As the bill — which was also supported by Texas Values — progressed through the House, Mission Generation’s website vanished, with its URL redirecting to the National School Chaplain Association website. When The Texas Tribune reached out about the Instagram video of Pickren’s comments unearthed by Religion News Service, it promptly disappeared from Mission Generation’s account.

As the bill came before the Texas House of Representatives, Democrats attached a provision introduced by Talarico that required school chaplains be endorsed by an organization recognized by the U.S. Department of Defense, the Federal Bureau of Prisons or the Texas Department of Criminal Justice. The amendment potentially imperiled the ability of NSCA chaplains to serve in Texas schools, as the group is not currently recognized by the Department of Defense.

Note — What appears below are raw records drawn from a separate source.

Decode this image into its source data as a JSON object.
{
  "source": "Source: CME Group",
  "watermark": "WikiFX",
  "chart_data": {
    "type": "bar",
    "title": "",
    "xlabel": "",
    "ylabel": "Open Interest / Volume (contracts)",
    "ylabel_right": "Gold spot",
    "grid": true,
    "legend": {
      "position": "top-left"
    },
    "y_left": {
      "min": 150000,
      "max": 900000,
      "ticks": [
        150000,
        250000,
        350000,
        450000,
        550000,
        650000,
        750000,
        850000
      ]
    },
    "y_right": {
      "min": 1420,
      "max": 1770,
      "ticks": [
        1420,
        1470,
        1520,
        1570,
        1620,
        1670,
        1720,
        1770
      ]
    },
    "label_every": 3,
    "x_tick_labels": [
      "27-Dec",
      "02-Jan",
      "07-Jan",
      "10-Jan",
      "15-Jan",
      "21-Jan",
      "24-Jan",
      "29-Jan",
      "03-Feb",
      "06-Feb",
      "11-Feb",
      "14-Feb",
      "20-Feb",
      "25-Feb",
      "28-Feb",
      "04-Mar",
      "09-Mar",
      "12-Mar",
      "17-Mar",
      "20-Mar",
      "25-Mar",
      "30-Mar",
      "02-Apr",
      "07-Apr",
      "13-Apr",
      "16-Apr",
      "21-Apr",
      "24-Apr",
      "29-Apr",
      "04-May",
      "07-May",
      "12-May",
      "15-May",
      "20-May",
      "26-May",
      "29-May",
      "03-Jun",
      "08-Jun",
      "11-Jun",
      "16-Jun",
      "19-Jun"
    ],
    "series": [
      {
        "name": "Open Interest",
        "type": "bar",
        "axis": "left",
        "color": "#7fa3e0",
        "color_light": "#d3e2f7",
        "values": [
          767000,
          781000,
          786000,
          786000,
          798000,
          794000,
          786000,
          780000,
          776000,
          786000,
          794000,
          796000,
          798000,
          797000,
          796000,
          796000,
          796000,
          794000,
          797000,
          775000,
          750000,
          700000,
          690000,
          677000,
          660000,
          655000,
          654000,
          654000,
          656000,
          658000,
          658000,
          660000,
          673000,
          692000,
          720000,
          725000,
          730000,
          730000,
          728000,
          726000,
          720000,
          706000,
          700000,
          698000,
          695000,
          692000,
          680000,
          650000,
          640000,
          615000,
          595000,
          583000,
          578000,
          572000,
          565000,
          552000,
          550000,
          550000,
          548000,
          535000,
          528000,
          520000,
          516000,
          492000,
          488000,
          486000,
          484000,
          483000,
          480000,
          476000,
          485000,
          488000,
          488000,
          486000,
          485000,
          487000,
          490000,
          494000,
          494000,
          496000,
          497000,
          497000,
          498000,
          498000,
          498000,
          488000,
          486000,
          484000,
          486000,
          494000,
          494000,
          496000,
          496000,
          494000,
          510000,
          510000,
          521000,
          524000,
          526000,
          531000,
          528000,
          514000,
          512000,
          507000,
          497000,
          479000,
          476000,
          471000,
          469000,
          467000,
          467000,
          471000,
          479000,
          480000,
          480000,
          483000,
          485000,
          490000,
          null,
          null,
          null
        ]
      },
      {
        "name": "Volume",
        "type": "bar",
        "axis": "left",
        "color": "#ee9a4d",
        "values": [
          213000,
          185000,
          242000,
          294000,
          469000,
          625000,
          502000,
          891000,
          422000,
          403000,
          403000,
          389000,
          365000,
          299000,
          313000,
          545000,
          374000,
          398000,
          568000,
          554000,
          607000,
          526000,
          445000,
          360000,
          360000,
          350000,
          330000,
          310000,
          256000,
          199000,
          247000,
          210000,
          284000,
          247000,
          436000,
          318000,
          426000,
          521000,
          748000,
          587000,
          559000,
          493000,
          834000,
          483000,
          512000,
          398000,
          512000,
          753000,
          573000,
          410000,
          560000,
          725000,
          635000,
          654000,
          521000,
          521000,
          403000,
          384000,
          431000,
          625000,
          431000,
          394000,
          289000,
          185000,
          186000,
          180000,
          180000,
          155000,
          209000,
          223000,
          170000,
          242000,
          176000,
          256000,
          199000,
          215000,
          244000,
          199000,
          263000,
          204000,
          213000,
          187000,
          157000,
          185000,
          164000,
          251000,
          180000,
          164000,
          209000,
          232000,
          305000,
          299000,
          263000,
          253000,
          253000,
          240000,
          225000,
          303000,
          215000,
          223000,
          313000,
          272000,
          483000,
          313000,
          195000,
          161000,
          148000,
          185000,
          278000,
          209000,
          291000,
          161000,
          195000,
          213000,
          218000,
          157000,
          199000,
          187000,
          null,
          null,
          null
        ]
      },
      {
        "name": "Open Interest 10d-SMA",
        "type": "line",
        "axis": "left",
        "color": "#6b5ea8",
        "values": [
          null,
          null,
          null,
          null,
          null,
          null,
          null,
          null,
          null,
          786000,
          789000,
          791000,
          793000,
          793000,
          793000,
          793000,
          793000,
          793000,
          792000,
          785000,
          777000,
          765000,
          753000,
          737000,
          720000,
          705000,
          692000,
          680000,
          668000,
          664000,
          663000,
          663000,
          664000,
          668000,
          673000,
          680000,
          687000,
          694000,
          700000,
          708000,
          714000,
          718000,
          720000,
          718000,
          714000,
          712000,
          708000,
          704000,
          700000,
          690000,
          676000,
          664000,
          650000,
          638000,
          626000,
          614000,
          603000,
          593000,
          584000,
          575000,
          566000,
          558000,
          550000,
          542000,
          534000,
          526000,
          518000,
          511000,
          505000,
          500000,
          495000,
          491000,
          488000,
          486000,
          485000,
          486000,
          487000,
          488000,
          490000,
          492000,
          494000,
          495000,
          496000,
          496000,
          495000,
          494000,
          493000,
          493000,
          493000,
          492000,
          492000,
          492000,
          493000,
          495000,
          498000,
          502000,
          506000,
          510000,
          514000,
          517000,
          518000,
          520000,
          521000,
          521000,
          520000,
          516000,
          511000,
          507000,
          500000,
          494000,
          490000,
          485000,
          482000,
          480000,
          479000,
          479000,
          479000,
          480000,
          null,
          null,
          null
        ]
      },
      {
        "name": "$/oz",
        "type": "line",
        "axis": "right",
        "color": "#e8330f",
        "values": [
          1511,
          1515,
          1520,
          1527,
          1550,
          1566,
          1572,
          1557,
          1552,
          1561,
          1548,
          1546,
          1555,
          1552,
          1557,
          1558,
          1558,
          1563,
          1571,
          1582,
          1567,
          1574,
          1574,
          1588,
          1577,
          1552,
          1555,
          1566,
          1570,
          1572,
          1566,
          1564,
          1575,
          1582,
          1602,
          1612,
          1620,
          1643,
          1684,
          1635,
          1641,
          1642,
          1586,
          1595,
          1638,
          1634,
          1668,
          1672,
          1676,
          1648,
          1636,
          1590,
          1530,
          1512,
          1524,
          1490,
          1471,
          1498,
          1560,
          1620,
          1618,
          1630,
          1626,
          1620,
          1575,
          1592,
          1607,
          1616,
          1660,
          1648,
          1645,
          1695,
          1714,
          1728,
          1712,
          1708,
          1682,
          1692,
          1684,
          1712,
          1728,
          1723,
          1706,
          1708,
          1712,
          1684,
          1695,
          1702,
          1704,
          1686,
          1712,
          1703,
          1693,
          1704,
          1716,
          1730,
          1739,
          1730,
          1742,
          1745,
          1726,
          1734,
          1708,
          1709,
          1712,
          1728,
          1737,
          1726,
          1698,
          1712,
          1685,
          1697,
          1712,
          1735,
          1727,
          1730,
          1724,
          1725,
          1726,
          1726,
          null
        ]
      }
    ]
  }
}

But as noted by The Washington Post, the amendment was stripped from the bill after passage, likely clearing a path for NSCA chaplains to begin working in the Lone Star State.

While the bill will become law, its future remains uncertain. David Donatti of the Texas American Civil Liberties Union told RNS his group is mulling a legal challenge.

“It is truly a real-time experiment on our children,” he said of the proposal, arguing it could end up “eroding our fundamental freedom of religion and belief.”

(This story was was reported with support from the Stiefel Freethought Foundation.)